# Filtering and annotation

Let's load up our dataset again.

In [None]:
import hail as hl
import matplotlib.pyplot as plt
import seaborn
%matplotlib inline

hl.utils.get_movie_lens('data/')
users = hl.read_table('data/users.ht')

# Filter

You can filter the rows of a table with [filter](https://hail.is/docs/devel/hail.Table.html#hail.Table.filter).  You can filter on an expression, `filter` keeps those rows for which the expression evaluates to `True`.  `filter` returns another `Table`.

In [None]:
users.filter(users.occupation == 'programmer').count()

# Annotate

You can add new column(s) to a table with [annotate](https://hail.is/docs/devel/hail.Table.html#hail.Table.annotate).  Let's mean-center and variance-normalize the `age` field.

In [None]:
stats = users.aggregate(hl.agg.stats(users.age))
missing_occupations = hl.set(['other', 'none'])

t = users.annotate(
    cleaned_occupation = hl.cond(missing_occupations.contains(users.occupation),
                                 hl.null('str'),
                                 users.occupation))
t.show()

Note: `annotate` is functional: it doesn't change users, but returns a new table.  This is also true of `filter`.  In fact, all operations in Hail are functional.

In [None]:
users.describe()

However, we could have assigned the Python variable `users` with the result of the annotation if we wanted to appear to "add" `normalized_age` to the users table.  But don't forget that annotate returns a new table.

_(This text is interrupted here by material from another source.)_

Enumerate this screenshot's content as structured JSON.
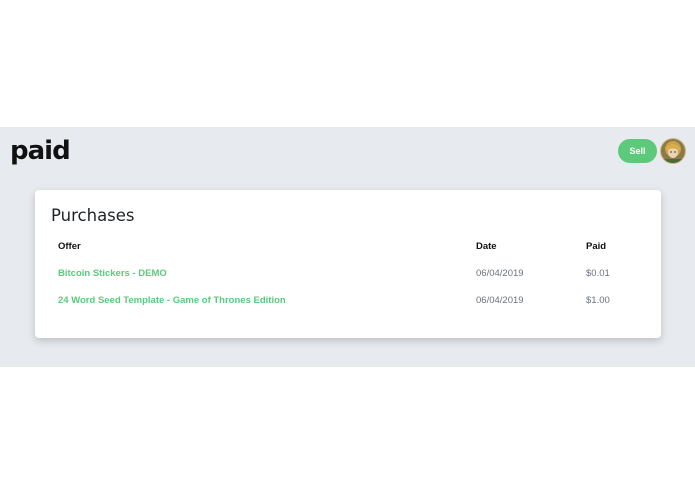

There are two other annotate methods: [select](https://hail.is/docs/devel/hail.Table.html#hail.Table.select) and [transmute](https://hail.is/docs/devel/hail.Table.html#hail.Table.transmute).  `select` returns a table with an entire new set of fields.  `transmute` replaces any fields mentioned on the right-hand side with the new fields, but leaves unmentioned fields unchanged.  `transmute` is useful for transforming data into a new form.  How about some examples?

In [None]:
(users.select(len_occupation = hl.len(users.occupation))
 .describe())

In [None]:
(users.transmute(
    cleaned_occupation = hl.cond(missing_occupations.contains(users.occupation),
                                 hl.null(hl.tstr),
                                 users.occupation))
 .describe())

Finally, you can add global fields with [annotate_globals](https://hail.is/docs/devel/hail.Table.html#hail.Table.annotate_globals).  Globals are useful for storing metadata about a dataset or storing small data structures like sets and maps.

In [None]:
t = users.annotate_globals(cohort = 5, cloudable = hl.set(['sample1', 'sample10', 'sample15']))
t.describe()

In [None]:
t.cloudable

In [None]:
t.cloudable.value

# Exercise

Try one of:

 - Z-score normalize the age field of `users`.
 - Convert `zip` to an integer.  Hints: Not all zipcodes are US zipcodes!  Use [hl.int32](https://hail.is/docs/devel/functions/constructors.html#hail.expr.functions.int32) to convert a string to an integer.  Use [StringExpression.matches](https://hail.is/docs/devel/expressions.html#hail.expr.expression.StringExpression.matches) to see if a string matches a regular expression.